En premier lieu, par acte du 25 janvier 1994, M. [P] a assigné M. [D] devant le tribunal de grande instance de Mâcon aux fins de voir ordonner une expertise sur le prix de vente de l'étude notariale.
Par jugement du 25 janvier 1999, le tribunal de grande instance de Mâcon a condamné M. [D] à payer à M. [P] la somme de 470 000 francs au titre de la réduction du prix de cession de l'étude notariale et la somme de 120 000 francs en réparation du préjudice financier subi.
Par arrêt du 25 janvier 2000, la cour d'appel de Dijon a infirmé partiellement le jugement du 25 janvier 1999 et limité à 300 000 francs la réduction du prix.
Cet arrêt a été cassé par arrêt de la Cour de cassation du 10 juillet 2002 opérant un revirement de jurisprudence, considérant désormais que seule la démonstration d'une fraude ou d'un vice du consentement permettait d'opérer la réduction du prix.
Par arrêt du 3 novembre 2003, la cour d'appel de Dijon saisie sur renvoi a sursis à statuer dans l'attente qu'une décision définitive soit rendue dans l'instance pénale engagée à la suite de la plainte avec constitution de partie civile déposée par M. [P] le 13 juin 2002.

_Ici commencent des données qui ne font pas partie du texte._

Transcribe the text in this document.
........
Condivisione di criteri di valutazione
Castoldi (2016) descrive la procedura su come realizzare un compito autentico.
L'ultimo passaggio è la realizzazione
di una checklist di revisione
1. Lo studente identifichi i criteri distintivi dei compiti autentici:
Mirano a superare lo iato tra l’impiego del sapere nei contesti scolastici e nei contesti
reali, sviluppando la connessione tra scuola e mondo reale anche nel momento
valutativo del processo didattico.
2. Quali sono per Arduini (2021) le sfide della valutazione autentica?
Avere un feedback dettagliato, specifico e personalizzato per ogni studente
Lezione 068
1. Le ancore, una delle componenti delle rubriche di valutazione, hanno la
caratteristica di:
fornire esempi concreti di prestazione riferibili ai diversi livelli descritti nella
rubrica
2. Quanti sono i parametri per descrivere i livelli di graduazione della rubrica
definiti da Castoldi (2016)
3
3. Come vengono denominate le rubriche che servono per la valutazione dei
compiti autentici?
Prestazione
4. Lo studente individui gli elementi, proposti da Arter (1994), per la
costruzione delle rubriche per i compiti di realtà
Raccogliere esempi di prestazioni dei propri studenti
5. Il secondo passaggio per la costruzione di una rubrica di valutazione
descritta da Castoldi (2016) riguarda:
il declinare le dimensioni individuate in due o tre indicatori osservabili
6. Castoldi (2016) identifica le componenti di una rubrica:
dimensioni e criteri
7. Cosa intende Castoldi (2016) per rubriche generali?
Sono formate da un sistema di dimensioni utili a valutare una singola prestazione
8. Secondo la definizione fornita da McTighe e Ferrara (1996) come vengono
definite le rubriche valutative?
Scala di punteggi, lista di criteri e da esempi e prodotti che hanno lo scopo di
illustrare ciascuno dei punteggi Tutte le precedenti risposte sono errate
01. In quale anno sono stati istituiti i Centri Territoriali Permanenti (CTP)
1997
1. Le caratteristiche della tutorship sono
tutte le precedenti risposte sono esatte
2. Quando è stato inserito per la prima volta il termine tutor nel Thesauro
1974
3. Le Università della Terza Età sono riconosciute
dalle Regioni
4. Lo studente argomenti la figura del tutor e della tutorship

Cette plainte ayant fait l'objet d'une ordonnance de non-lieu rendue par le juge d'instruction le 4 juillet 2007, l'instance a été reprise et par arrêt du 16 avril 2009, la cour d'appel de Dijon a débouté M. [P] de ses demandes au motif qu'il ne rapportait pas la preuve d'une tromperie ou d'une dissimulation ayant vicié son consentement.
Par décision du 26 janvier 2012, la Cour de cassation a déclaré non admis le pourvoi interjeté par M. [P] à l'encontre de cet arrêt.
En second lieu, par actes des 23 août et 3 septembre 2002, M. [P] a assigné le conseil régional des notaires de la cour d'appel de Dijon et la chambre des notaires de Saône et Loire devant le tribunal de grande instance de Dijon aux fins de voir engager leur responsabilité au titre de l'acquisition de l'étude de M. [D].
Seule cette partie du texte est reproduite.